Manchester City lag gegen Real eigentlich schon am Boden. Bis sich Kevin de Bruyne, der vielleicht beste Mittelfeldspieler der Gegenwart, dazu entschied, das Spiel doch noch zu gewinnen.
Wenige Minuten bevor Kevin de Bruyne das Estadio Santiago Bernabéu im Sturm eroberte, wenige Minuten also, bevor der Kapitän von Manchester City der Fußballwelt endgültig bewies, dass er einer der wichtigsten Kicker seiner Zeit ist, lehnte sich der verdiente 11FREUNDE-Redakteur R., erwiesenermaßen ein Mann vom Fach, ein paar Zentimeter zur Seite und raunte zwischen zwei Schlucken von seinem Feierabendbier: „De Bruyne ist Kapitän?
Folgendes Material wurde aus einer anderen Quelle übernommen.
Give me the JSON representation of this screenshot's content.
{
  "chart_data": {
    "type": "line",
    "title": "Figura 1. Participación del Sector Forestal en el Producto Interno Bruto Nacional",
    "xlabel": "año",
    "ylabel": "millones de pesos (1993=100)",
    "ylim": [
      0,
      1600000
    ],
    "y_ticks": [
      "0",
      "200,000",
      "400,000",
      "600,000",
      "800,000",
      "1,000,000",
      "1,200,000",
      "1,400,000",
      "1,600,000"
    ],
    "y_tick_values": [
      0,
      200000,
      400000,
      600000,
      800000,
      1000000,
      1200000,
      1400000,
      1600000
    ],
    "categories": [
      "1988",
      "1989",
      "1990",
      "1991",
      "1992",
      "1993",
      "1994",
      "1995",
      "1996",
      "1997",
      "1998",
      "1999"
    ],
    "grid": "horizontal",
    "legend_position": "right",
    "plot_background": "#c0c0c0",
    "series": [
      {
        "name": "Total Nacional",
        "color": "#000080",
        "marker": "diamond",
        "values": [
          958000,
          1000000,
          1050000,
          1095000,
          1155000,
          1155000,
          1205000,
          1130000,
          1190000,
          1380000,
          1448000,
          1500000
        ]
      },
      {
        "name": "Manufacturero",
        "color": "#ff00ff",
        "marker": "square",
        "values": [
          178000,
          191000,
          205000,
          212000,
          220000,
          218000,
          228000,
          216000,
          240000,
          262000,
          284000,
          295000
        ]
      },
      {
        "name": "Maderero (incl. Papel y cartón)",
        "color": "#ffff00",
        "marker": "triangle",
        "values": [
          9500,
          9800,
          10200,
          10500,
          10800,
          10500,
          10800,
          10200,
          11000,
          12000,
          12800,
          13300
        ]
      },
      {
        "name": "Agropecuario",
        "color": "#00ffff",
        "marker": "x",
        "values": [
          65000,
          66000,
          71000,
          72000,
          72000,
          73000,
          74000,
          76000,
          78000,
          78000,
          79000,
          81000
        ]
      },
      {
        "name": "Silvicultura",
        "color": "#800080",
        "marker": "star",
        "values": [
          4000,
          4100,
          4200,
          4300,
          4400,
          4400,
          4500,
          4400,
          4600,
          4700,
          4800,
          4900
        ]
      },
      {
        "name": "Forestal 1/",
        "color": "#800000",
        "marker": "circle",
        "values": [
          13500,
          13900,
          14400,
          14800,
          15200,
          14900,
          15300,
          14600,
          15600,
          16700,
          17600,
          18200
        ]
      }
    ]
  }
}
Der macht sich doch schon bei der Seitenwahl in die Hose.“
Nun, auch ein Fachmann darf sich mal irren. Denn was der 28-jährige Belgier dann zeigte, war eine beeindruckende Demonstration seiner versammelten Fähigkeiten, zu denen, das ist spätestens nach diesem Achtelfinal-Hinspiel zwischen Manchester City und Real Madrid klar geworden, auch die bei wichtigen Fußballspielen so sehnlichst erwünschte Führungsqualität gehört. Um dem Kollegen zur Seite zu springen: Wie einer jener Draufgänger aus den Neunzigern und Nullern, dieser burschikosen Spezies Kapitäne á la Roy Keane oder Stefan Effenberg, mit denen Fans jenseits der 30 groß geworden sind, wirkt de Bruyne nun wirklich nicht. Gut vorstellbar, dass die Seitenwahl tatsächlich zu den schwierigeren Aufgaben in seinem Fußballerleben gehört. Das wird ihm jeder, der es mit City hält, gerne verzeihen. Denn ansonsten scheint dieser Mann auf fast alle Fragen, die in 90 Minuten auftauchen können, die passende Antwort zu haben.
Gegen Real Madrid war die dringlichste aller Fragen, die sich die Mannschaft von Pep Guardiola spätestens nach dem Führungstreffer durch Isco zu stellen hatte, wie es wohl gelingen könnte, in dieser Kathedrale des Fußballs doch noch den Spieß umzudrehen. Es war ja nicht irgendein Gegner, der da mit 1:0 führte. Nicht Bournemouth, West Ham oder Watford, sondern Real Madrid. Eine Riege von Siegertypen, trainiert von einem der elegantesten Gewinner aller Zeiten: Zinedine Zidane. In Kombination mit den jüngsten Ereignissen, dem längst überfälligen Schuldspruch der Uefa – einem Urteil, das dem ohnehin verhassten Klub viel Häme einbrachte und selbst an so wettkampferprobten Leistungssportlern nicht spurlos vorbeigegangen sein dürfte – , schien Manchester nach Iscos Führungstor schon als Verlierer des Abends festzustehen.
Weil Fußball ein Mannschaftssport ist, versuchte City zunächst, sich als Mannschaft aus der Situation zu befreien. Doch diese eher verzweifelten ersten Aktionen nach dem Gegentor wusste Real so gekonnt abzuwehren wie ein routinierter Fechter, der seine Führung über die Zeit zu retten weiß. Beinahe wäre dem ewigen Leader Sergio Ramos gar das 2:0 gelungen, doch die schmale Hüfte von Fernandinho verhinderte, dass sein Volleyschuss überhaupt den Weg zum Tor fand. City wirkte angezählt, schwer getroffen wie ein Boxer, der schon weiß, dass er nachher von den vielen Nierentreffern Blut pinkeln wird. Als Mannschaft, so schien es eine Viertelstunde vor Schluss, würde Manchester heute nicht mehr gewinnen können.